Once you've created your marketing proposal, it's time to develop the creative part of the campaign. How do you get the key messages to others liking? Just check them out with your target audience through an interview. It can be a quick, inexpensive and surprisingly effective method of testing the creative part of a campaign. Although the questions depend on the specifics of the project and the materials, the five questions below may serve as the basis for any interview.

Never ask, "Do you like it?". It doesn't matter whether the audience likes your ad or not.
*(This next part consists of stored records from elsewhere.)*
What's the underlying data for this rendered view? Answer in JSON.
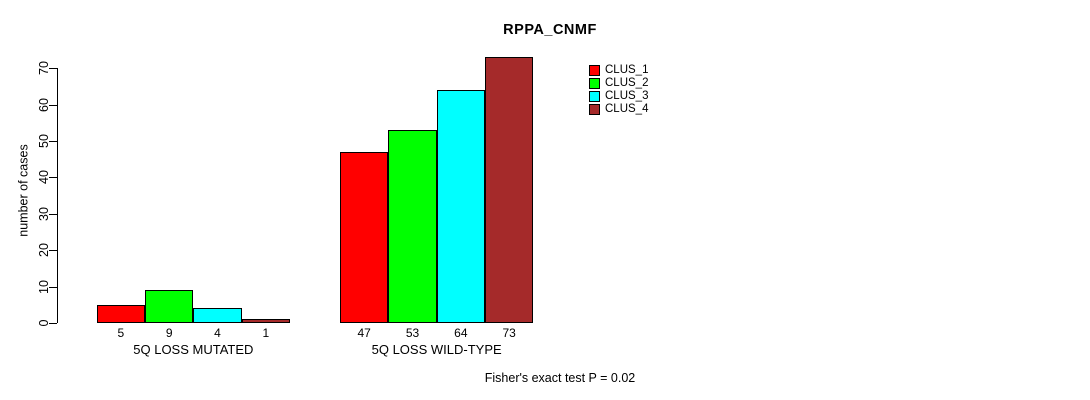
{
  "chart_data": {
    "type": "bar",
    "title": "RPPA_CNMF",
    "xlabel": "",
    "ylabel": "number of cases",
    "ylim": [
      0,
      70
    ],
    "yticks": [
      0,
      10,
      20,
      30,
      40,
      50,
      60,
      70
    ],
    "grid": false,
    "legend_position": "top-right",
    "categories": [
      "5Q LOSS MUTATED",
      "5Q LOSS WILD-TYPE"
    ],
    "series": [
      {
        "name": "CLUS_1",
        "color": "#ff0000",
        "values": [
          5,
          47
        ]
      },
      {
        "name": "CLUS_2",
        "color": "#00ff00",
        "values": [
          9,
          53
        ]
      },
      {
        "name": "CLUS_3",
        "color": "#00ffff",
        "values": [
          4,
          64
        ]
      },
      {
        "name": "CLUS_4",
        "color": "#a52a2a",
        "values": [
          1,
          73
        ]
      }
    ],
    "bar_value_labels": true,
    "annotation": "Fisher's exact test P = 0.02"
  }
}
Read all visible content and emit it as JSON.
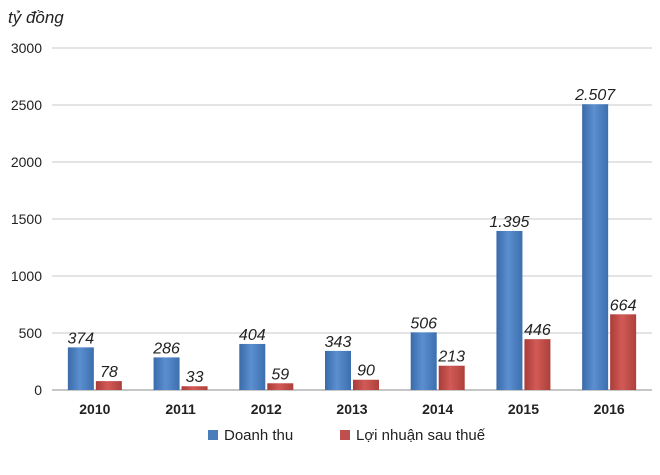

We want to know if creative thinking works, actively encouraging people and inspiring their action.
To understand the breakthrough potential of the concept and what it depends on.
1. What are your immediate impressions? What is the first thing that pops into your head? What catches your attention?
2. What is the main point here? What are they trying to tell you?
3. How do you feel about it? What does that remind you of? What makes you wonder about?
To determine whether your audience understands your message at all or not, and to see if there are any messages that you have not put in there.
To understand a fuller emotional and rational reaction to your material, rather than to learn simply whether somebody liked it or not.
4. Who do you think it is for? How is it relevant to you personally? Why so / why not?
To find out whether your material resonates with your audience or not, and whom it would appeal to.
5. What do you think is missing? What is unclear? What could be the problem?
To identify potential risks before they become problems.
A striking example of a creative communication campaign is "Whistleblowing is not shameful!" by Transparency International Ukraine.

The campaign aimed at overcoming the Soviet stereotype that reporting corruption was bad and convincing people to expose corruption. Considering that the campaign started after the Revolution of Dignity fast on the heels of patriotic exaltation, its ambassadors were such undeniable heavyweights of Ukrainians as Taras Shevchenko, Hryhoriy Skovoroda and Lesya Ukrainka. The concise message "S/he Would Not Keep Quiet", emotional visual backing and simple instructions for action proved to be an effective trio of tools. Due to them, Ukrainians were able to properly touch upon such a sensitive topic as personal responsibility for the situation and the need to generate change on their own.